Boson-mediated quantum spin simulators in transverse fields: XY model and spin-boson entanglement

TL;DR

This paper reveals a connection between boson-mediated XY and Ising spin models, showing how off-resonant driving can realize XY interactions and analyzing the resulting spin-boson entanglement and effective fields.

Contribution

It demonstrates that XY models can be realized via off-resonant bosonic excitation, linking them to Ising models with transverse fields, and analyzes the emergent dynamics and entanglement.

Findings

Effective XY Hamiltonian matches Ising scheme in rotating frames

Transverse field depends on boson thermal energy

Spin-boson entanglement persists over time

Abstract

The coupling of spins to long-wavelength bosonic modes is a prominent means to engineer long-range spin-spin interactions, and has been realized in a variety of platforms, such as atoms in optical cavities and trapped ions.
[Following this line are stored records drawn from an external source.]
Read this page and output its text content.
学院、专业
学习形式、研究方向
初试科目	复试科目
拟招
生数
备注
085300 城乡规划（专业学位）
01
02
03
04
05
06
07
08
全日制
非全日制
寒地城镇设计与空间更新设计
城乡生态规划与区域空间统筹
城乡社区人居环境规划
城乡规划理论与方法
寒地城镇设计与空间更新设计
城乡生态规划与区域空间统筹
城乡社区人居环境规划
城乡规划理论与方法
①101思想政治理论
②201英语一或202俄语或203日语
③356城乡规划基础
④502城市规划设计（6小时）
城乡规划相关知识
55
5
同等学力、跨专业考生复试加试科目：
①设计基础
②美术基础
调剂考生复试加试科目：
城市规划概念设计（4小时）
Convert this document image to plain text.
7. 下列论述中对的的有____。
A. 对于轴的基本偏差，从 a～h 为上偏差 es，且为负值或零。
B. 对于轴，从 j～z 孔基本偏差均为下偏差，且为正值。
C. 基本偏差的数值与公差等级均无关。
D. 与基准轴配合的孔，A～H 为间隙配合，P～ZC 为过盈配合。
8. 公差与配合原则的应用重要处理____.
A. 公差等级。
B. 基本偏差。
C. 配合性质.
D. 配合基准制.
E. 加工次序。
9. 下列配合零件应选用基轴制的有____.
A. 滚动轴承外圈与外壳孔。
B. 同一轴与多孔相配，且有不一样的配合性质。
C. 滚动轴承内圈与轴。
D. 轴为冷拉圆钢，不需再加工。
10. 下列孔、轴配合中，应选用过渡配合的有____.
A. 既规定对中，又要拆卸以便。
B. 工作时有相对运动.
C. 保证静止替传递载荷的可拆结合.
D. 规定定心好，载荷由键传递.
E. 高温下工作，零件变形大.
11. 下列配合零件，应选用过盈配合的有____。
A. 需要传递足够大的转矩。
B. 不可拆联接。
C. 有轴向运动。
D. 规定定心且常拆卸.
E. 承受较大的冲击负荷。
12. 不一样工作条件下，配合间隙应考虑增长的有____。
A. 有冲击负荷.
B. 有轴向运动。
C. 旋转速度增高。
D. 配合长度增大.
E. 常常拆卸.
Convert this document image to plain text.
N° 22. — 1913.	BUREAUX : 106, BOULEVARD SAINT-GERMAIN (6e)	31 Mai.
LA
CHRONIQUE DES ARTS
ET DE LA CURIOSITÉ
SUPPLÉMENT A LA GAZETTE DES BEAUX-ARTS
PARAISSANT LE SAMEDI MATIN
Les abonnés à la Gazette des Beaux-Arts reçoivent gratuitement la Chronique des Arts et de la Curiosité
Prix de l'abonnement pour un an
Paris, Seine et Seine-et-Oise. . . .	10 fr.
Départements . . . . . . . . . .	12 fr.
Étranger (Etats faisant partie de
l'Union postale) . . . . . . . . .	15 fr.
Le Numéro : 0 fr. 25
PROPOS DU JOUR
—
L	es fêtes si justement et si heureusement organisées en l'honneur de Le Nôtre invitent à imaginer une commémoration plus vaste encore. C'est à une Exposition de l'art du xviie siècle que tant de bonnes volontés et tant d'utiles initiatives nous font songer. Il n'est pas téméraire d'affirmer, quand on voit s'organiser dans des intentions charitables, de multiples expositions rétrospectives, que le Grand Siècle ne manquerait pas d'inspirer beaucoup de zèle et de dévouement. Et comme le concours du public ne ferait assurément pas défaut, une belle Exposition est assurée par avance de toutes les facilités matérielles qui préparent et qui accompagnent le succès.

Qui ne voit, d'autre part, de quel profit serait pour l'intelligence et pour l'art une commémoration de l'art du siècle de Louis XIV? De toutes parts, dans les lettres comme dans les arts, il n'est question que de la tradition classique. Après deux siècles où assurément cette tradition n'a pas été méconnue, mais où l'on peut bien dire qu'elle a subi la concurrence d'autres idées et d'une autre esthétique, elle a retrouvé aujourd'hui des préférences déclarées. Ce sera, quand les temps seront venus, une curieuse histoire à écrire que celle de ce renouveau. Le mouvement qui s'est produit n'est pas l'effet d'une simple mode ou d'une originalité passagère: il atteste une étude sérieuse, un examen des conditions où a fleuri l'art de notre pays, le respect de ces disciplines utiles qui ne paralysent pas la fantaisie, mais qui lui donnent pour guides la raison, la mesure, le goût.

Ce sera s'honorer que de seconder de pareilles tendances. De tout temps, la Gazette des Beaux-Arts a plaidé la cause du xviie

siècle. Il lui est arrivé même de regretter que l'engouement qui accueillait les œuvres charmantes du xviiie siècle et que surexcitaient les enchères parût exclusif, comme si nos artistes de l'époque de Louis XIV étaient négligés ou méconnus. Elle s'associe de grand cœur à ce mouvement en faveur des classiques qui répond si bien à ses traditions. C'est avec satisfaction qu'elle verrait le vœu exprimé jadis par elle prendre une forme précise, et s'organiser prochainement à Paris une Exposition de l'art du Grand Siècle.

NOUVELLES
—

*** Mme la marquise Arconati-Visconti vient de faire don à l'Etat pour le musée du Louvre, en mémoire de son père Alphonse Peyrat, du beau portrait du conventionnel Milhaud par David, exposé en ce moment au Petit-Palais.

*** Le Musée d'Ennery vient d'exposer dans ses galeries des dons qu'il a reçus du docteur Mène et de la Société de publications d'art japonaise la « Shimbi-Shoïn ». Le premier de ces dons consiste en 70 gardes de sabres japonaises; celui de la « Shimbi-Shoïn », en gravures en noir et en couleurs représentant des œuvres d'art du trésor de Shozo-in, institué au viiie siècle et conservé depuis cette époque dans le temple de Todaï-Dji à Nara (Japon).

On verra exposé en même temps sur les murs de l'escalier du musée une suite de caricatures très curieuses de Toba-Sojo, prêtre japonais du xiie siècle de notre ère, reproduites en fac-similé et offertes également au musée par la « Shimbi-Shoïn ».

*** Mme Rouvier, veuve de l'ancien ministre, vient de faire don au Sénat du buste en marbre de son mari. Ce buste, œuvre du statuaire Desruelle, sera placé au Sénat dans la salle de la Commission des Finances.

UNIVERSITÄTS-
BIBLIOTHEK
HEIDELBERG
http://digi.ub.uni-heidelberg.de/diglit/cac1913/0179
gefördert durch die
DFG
To date, much of the experimental focus has been on the realization of long-range Ising models, but generalizations to other spin models are highly desirable. In this work, we explore a previously unappreciated connection between the realization of an XY model by off-resonant driving of single sideband of boson excitation (i.e.~a single-beam M{\o}lmer-S{\o}rensen scheme) and a boson-mediated Ising simulator in the presence of a transverse field. In particular, we show that these two schemes have the same effective Hamiltonian in suitably defined rotating frames, and analyze the emergent effective XY spin model through truncated Magnus series and numerical simulations. In addition to XY spin-spin interactions that can be non-perturbatively renormalized from the naive Ising spin-spin coupling constants, we find an effective transverse field that is dependent on the thermal energy of the bosons, as well as other spin-boson couplings that cause spin-boson entanglement not to vanish at any time. In the case of a boson-mediated Ising simulator with transverse field, we discuss the crossover from transverse-field Ising-like to XY-like spin behavior as a function of field strength.